Kampus Fokus dengan Teknologi Komputer Jadi Harapan Bagi Masyarakat

Sekjen Kemenristekdikti Profesor Ainun Naim menyampaikan pidato ilmiah Rapat Senat Terbuka Dies Natalis ke-40 STMIK Akakom Yogyakarta, Senin (1/7/2019). - Ist/ Akakom.
02 Juli 2019 06:17 WIB Sunartono News Share :

Harianjogja.com, JOGJA—Masyarakat memiliki harapan besar terhadap sejumlah lembaga atau perguruang tinggi yang fokus dengan pengembangan ilmu komputer serta teknologi informasi. Mengingat teknologi saat ini terus berubah dengan cepat. Hal itu disampaikan oleh Sekjen Kemenristekdikti Profesor Ainun Naim dalam pidato ilmiah Rapat Senat Terbuka Dies Natalis ke-40 STMIK Akakom Yogyakarta, Senin (1/7/2019).

Di hadapan seluruh civitas akademika STMIK Akakom, Ainun Naim menjelaskan perubahan era saat ini terjadi sangat cepat, terutama pada teknologi informasi yang saat ini sering dikenal dengan revolusi industri 4.0. Perguruan tinggi harus dengan cepat merespons perubahan tersebut, apalagi masyarakat memiliki harapan besar terhadap lembaga atau kampus yang fokus dengan ilmu komputer. Karena perguruan tinggi mampu melahirkan sumber daya manusia sekaligus mengembangkan keilmuan yang bisa menjadi jawaban setiap pertanyaa masyarakat.

“Google ini besar, tidak ada setiap otak manusia ini tidak mendengar atau tidak pernah menggunakan google, kecuali mereka yang hidup di China memang tidak menggunakan.  Tetapi mereka menggunakan teknologi yang sama, terus berubah. Sehingga harapan masyarakat terhadap lembaga yang punya fokus terhadap manajemen informasi dan teknologi komputer tentu sangat tinggi,” ungkap Ainun Naim dalam rilisnya.

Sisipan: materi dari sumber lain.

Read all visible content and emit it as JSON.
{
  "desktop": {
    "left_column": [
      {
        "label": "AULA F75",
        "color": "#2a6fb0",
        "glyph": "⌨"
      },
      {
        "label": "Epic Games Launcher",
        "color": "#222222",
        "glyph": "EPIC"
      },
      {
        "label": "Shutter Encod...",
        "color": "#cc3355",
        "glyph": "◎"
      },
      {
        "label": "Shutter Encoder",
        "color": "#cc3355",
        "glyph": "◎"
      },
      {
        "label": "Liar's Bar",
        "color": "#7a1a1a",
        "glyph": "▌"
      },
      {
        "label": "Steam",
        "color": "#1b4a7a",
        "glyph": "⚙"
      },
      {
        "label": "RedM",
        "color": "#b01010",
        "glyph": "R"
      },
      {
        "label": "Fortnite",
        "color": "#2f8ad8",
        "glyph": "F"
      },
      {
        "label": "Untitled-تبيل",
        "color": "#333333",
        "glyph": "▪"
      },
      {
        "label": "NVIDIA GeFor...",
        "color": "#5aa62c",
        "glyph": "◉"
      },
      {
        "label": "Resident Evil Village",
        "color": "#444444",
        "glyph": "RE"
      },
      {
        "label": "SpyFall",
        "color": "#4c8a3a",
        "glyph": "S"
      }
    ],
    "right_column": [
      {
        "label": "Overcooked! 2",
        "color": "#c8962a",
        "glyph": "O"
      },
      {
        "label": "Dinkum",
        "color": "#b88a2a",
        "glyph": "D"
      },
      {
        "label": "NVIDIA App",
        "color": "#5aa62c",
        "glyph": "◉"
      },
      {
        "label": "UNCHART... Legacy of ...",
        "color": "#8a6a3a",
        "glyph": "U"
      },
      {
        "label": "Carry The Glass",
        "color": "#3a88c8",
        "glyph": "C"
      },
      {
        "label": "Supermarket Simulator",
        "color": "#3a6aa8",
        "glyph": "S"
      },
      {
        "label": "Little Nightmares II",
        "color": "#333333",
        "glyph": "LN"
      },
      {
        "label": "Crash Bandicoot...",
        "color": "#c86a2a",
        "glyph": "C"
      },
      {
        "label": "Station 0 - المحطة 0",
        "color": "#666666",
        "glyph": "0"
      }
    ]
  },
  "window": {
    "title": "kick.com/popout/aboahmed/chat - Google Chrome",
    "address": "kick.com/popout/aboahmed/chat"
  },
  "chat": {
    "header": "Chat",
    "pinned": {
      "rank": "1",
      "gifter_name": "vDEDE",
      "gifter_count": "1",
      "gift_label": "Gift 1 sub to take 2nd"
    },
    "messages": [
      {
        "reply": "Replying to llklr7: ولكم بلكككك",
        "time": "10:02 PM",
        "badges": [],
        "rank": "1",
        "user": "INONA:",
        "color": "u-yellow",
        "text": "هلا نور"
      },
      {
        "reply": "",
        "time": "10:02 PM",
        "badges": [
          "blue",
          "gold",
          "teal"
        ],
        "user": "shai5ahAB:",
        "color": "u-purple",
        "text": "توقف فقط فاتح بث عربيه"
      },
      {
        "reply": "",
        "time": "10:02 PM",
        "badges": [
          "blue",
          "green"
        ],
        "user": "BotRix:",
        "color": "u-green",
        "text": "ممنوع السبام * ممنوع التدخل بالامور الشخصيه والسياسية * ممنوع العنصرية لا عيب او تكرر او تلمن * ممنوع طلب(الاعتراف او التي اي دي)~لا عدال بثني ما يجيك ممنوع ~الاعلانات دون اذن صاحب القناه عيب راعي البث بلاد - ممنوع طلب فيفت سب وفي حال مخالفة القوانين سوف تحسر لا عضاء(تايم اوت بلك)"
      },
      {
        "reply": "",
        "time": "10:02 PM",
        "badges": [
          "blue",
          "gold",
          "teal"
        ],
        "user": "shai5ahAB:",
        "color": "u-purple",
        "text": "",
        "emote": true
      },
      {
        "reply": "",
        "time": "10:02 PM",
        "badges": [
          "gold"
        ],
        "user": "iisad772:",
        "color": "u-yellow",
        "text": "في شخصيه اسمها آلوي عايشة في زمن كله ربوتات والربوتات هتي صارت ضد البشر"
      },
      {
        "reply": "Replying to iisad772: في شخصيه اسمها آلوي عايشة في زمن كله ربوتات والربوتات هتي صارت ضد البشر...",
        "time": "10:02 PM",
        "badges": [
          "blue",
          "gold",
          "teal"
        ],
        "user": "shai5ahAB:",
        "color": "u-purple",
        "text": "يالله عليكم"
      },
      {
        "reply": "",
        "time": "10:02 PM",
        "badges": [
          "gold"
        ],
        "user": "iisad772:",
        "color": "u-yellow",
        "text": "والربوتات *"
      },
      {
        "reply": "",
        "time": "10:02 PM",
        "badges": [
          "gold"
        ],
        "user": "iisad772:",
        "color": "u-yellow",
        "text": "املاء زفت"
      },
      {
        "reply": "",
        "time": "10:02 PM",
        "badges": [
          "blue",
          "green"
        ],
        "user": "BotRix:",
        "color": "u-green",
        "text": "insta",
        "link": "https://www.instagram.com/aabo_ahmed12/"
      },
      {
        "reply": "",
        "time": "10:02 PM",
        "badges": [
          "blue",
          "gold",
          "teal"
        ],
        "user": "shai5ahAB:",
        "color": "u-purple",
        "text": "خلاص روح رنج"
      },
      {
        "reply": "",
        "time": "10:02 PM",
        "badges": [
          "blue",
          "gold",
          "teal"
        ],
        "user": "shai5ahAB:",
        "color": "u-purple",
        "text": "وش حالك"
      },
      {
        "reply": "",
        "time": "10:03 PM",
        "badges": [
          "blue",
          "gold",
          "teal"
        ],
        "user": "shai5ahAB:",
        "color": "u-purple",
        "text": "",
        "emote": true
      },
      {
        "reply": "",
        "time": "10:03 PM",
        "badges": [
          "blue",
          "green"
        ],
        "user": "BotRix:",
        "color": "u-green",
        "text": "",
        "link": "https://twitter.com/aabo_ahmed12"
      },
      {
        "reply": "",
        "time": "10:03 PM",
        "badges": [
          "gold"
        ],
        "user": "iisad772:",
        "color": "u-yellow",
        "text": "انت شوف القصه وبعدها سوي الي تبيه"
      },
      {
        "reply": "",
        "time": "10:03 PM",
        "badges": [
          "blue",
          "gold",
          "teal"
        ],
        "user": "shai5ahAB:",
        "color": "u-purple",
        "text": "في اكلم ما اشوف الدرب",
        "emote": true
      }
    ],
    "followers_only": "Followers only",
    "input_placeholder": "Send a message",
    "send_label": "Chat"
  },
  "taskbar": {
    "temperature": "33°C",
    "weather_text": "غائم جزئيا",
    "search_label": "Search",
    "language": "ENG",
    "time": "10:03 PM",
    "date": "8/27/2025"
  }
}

Ia mengatakan, untuk merespons perubahan, pemerintah juga membuat kebijakan baru untuk mengantisipasi perubahan ekonomi dan global agar supaya Indonesia punya peran di kehidupan dunia. Dengan persiapan perubahan itu pula untuk mendukung negara agar terus berkembang sehingga mampu meningkatkan kesejahteran warga.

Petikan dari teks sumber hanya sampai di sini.